Here is an example visualization of `logs/protstruct_decode/protein2structoken_16b_pdb_files/cameo:0__output.pdb`.
![CAMEO:0](../../docs/docs/assets/images/structure_tokenizer//cameo_0.png)

**Notes:**
- While the language model part (amino acid sequence to structure tokens) is relatively fast and support multi-GPU, the decoding part (structure tokens to protein structures) is slower and currently only supports single GPU inference due to the file saving mechanism.

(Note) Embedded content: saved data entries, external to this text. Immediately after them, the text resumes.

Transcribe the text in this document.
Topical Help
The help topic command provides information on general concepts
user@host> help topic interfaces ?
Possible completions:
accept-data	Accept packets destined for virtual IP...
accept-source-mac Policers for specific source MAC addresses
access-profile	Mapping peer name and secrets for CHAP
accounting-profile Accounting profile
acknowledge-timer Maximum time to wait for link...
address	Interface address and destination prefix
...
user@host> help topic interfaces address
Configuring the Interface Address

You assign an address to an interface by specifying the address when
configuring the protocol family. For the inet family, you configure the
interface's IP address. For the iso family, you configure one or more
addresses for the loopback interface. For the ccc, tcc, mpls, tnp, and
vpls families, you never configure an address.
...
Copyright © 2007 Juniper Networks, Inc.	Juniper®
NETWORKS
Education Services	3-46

We plan to support multi-GPU inference in the future.
- For CASP14, CASP15, and CAMEO datasets, you could find the corresponding ground truth structures in `genbio-ai/casp14-casp15-cameo-test-proteins`. You could use `huggingface-cli download genbio-ai/casp14-casp15-cameo-test-proteins --repo-type dataset --local-dir ./data/casp14-casp15-cameo-test-proteins/` to download the dataset.
- The TSV format doesn't support specifying the residue index in TSV format. Specifying the residue index will make the prediction more accurate.